Beer prices have shot up but sales have begun to decline, alcohol giant Heineken said as the business and punters have felt the effects of higher inflation.
Heineken, which owns hundreds of brands including Amstel, Birra Moretti, Beavertown and ciders Strongbow and Orchard Thieves, said average selling prices were 12% higher in the latest quarter compared with the previous year.
It helped lift the global brewer’s revenues by around 5% in the UK over the first three months of the year.
Average prices have gone up in regions around the world to offset the impact of inflation, and also because it is selling more premium brands, the group said.
But the total volume of sales including beer declined globally during the first quarter.
In the UK, Heineken’s total volumes declined by nearly 10%, suggesting consumer demand was dampened by higher prices.
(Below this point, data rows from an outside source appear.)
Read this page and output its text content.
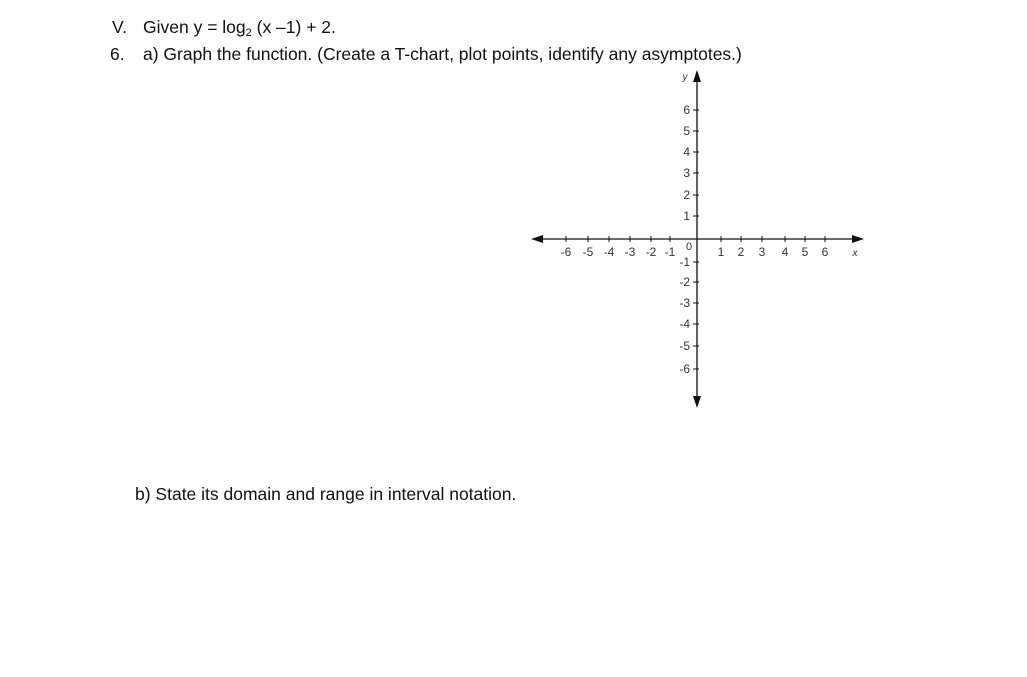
V. Given $y = \log_2 (x$ –1) + 2.
6. a) Graph the function. (Create a T-chart, plot points, identify any asymptotes.)
1 2 3 4 5 6
-6 -5 -4 -3 -2 -1
1
2
3
4
5
6
-1
-2
-3
-4
-5
-6
0
x
y
b) State its domain and range in interval notation.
“Heineken owns high-end favourites such as Heineken, Birra Moretti and Amstel,” Aarin Chiekrie, an equity analyst for Hargreaves Lansdown said.
“When it comes to raising prices, brand power is key – allowing the group to raise prices to combat inflation.
“But Heineken’s beginning to show the first signs that continuous price hikes are leaving a bad taste in consumers’ mouths.
“Volumes declined in the first quarter, as some consumers struggle to justify ever-higher prices for their favourite beers amidst a cost-of-living crisis.”
Heineken made 7.6 billion euros (£6.7 billion) in revenues in the first three months of the year, up from 7 billion euros (£6.2 billion) in the same period last year.
Premium beer volumes fell by nearly 6% which the company said was driven by a decline in Vietnam, and because it stopped sales in Russia following its invasion of Ukraine in March last year.
But sales of Heineken lager grew by more than 2%, outperforming other brands in the group’s portfolio and seeing particularly strong growth in Brazil and China.
Looking forward, Heineken said it was remaining cautious in the face of a volatile global economy and the impact it has on consumer demand.
But sales in Europe held up better in the first quarter than the firm had expected.
Dolf Van Den Brink, the chairman and chief executive of Heineken, said: “We start the year with strong revenue growth driven by pricing and disciplined revenue management, while we materially increase investment behind our brands.
“Business performance in Europe and the Americas regions is encouraging, with consumer demand holding up better than expected in the first quarter.
“Results in the Asia Pacific and Africa, Middle East and Eastern Europe regions were disappointing, hindered by temporary volatility in Vietnam and Nigeria, leading to demand softness.
“We see the economic environment as volatile and uncertain, making us vigilant and focused.
“Our gross savings programme continues at force, providing fuel to invest behind our strategy. All in all, our full year expectations remain unchanged.”